Life is so crazy sometimes. It throws you into situations that make you question yourself. Your strengths. I, for one, have always believed I am a strong hearted person. I live in the moment fueled by the passions of my heart. I feed off others energy, good and bad. I always see the best in human beings. I stumble, I fall. I don't expect more from people then I would expect from myself. The passion of my heart has drawn me to you. I don't want to like you in this way but for some reason it has become inevitable. You don't see me how I see you. You throw me off left and right. It is a situation. A situation unlike any I have dealt with before.

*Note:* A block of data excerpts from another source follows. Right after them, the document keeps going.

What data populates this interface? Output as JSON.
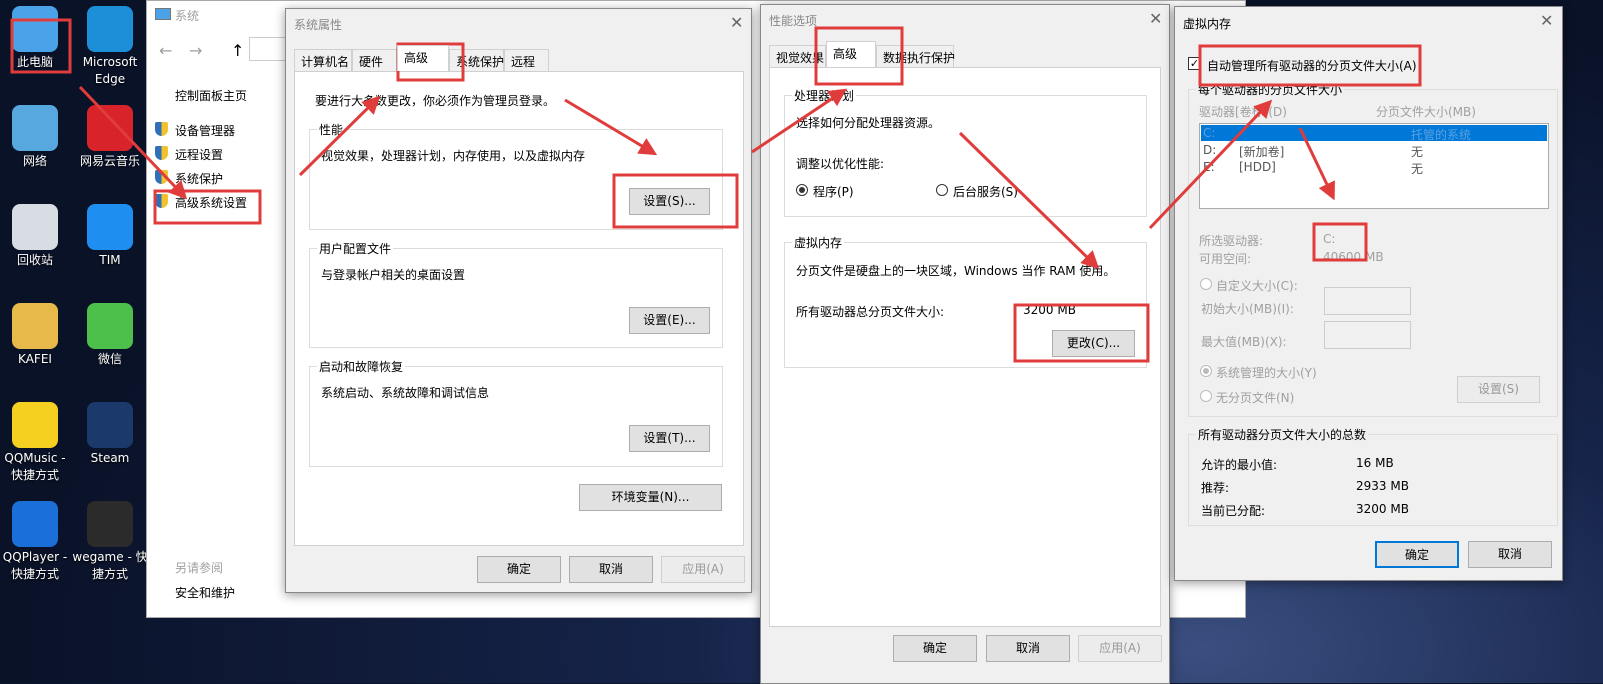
{
  "desktop": {
    "icons": [
      {
        "label": "此电脑",
        "color": "#4aa3e8"
      },
      {
        "label": "Microsoft Edge",
        "color": "#1d8fd8"
      },
      {
        "label": "网络",
        "color": "#58a8e0"
      },
      {
        "label": "网易云音乐",
        "color": "#d8232a"
      },
      {
        "label": "回收站",
        "color": "#d8dde3"
      },
      {
        "label": "TIM",
        "color": "#1e8ef0"
      },
      {
        "label": "KAFEI",
        "color": "#e6b94a"
      },
      {
        "label": "微信",
        "color": "#4cc04b"
      },
      {
        "label": "QQMusic - 快捷方式",
        "color": "#f5d020"
      },
      {
        "label": "Steam",
        "color": "#1b3a6b"
      },
      {
        "label": "QQPlayer - 快捷方式",
        "color": "#1a6fd8"
      },
      {
        "label": "wegame - 快捷方式",
        "color": "#2b2b2b"
      }
    ]
  },
  "system_window": {
    "title": "系统",
    "sidebar": {
      "home": "控制面板主页",
      "items": [
        "设备管理器",
        "远程设置",
        "系统保护",
        "高级系统设置"
      ],
      "see_also": "另请参阅",
      "see_also_link": "安全和维护"
    }
  },
  "sys_props": {
    "title": "系统属性",
    "tabs": [
      "计算机名",
      "硬件",
      "高级",
      "系统保护",
      "远程"
    ],
    "selected_tab": "高级",
    "admin_note": "要进行大多数更改，你必须作为管理员登录。",
    "groups": [
      {
        "legend": "性能",
        "desc": "视觉效果，处理器计划，内存使用，以及虚拟内存",
        "button": "设置(S)..."
      },
      {
        "legend": "用户配置文件",
        "desc": "与登录帐户相关的桌面设置",
        "button": "设置(E)..."
      },
      {
        "legend": "启动和故障恢复",
        "desc": "系统启动、系统故障和调试信息",
        "button": "设置(T)..."
      }
    ],
    "env_button": "环境变量(N)...",
    "ok": "确定",
    "cancel": "取消",
    "apply": "应用(A)"
  },
  "perf": {
    "title": "性能选项",
    "tabs": [
      "视觉效果",
      "高级",
      "数据执行保护"
    ],
    "selected_tab": "高级",
    "cpu": {
      "legend": "处理器计划",
      "desc": "选择如何分配处理器资源。",
      "adjust": "调整以优化性能:",
      "opt1": "程序(P)",
      "opt2": "后台服务(S)",
      "selected": "程序(P)"
    },
    "vm": {
      "legend": "虚拟内存",
      "desc": "分页文件是硬盘上的一块区域，Windows 当作 RAM 使用。",
      "total_label": "所有驱动器总分页文件大小:",
      "total_value": "3200 MB",
      "change": "更改(C)..."
    },
    "ok": "确定",
    "cancel": "取消",
    "apply": "应用(A)"
  },
  "vmem": {
    "title": "虚拟内存",
    "auto_label": "自动管理所有驱动器的分页文件大小(A)",
    "auto_checked": true,
    "per_drive_legend": "每个驱动器的分页文件大小",
    "col_drive": "驱动器[卷标](D)",
    "col_size": "分页文件大小(MB)",
    "drives": [
      {
        "drive": "C:",
        "label": "",
        "size": "托管的系统",
        "selected": true
      },
      {
        "drive": "D:",
        "label": "[新加卷]",
        "size": "无"
      },
      {
        "drive": "E:",
        "label": "[HDD]",
        "size": "无"
      }
    ],
    "selected_drive_label": "所选驱动器:",
    "selected_drive": "C:",
    "free_label": "可用空间:",
    "free_value": "40600 MB",
    "custom": "自定义大小(C):",
    "initial": "初始大小(MB)(I):",
    "max": "最大值(MB)(X):",
    "system_managed": "系统管理的大小(Y)",
    "no_paging": "无分页文件(N)",
    "set": "设置(S)",
    "totals_legend": "所有驱动器分页文件大小的总数",
    "min_label": "允许的最小值:",
    "min_value": "16 MB",
    "rec_label": "推荐:",
    "rec_value": "2933 MB",
    "cur_label": "当前已分配:",
    "cur_value": "3200 MB",
    "ok": "确定",
    "cancel": "取消"
  },
  "annotation_color": "#e03c3c"
}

I love you. You are not the same person. In fact, you are in a whole other category of human being. You are like blood. I feel what you are feeling when you are in pain. I am your remedy. I am the bandaid in your emergency kit. I want nothing but the best for you, but I always want you to be the same person I know. Time changes things. Time changes people. I never want time to change our friendship. When I talk about you I talk with the highest regard. You're an extension of me.
You. Just you. We had our time. Now we are attempting to turn back time and make things right, I respect you. I love you. I appreciate you. This could be exactly what's supposed to happen. This time around, you give compliments like candy on Halloween. You know I love that. You are putting forth effort to a much higher degree then before. I like this. You are planning dates. Real dates. This could be exactly whats supposed to happen.
I needed to just think out loud. There comes a time, a time when you are so separated from what you once knew that you just need to expell. I feel good. I love my new life. My heart is torn.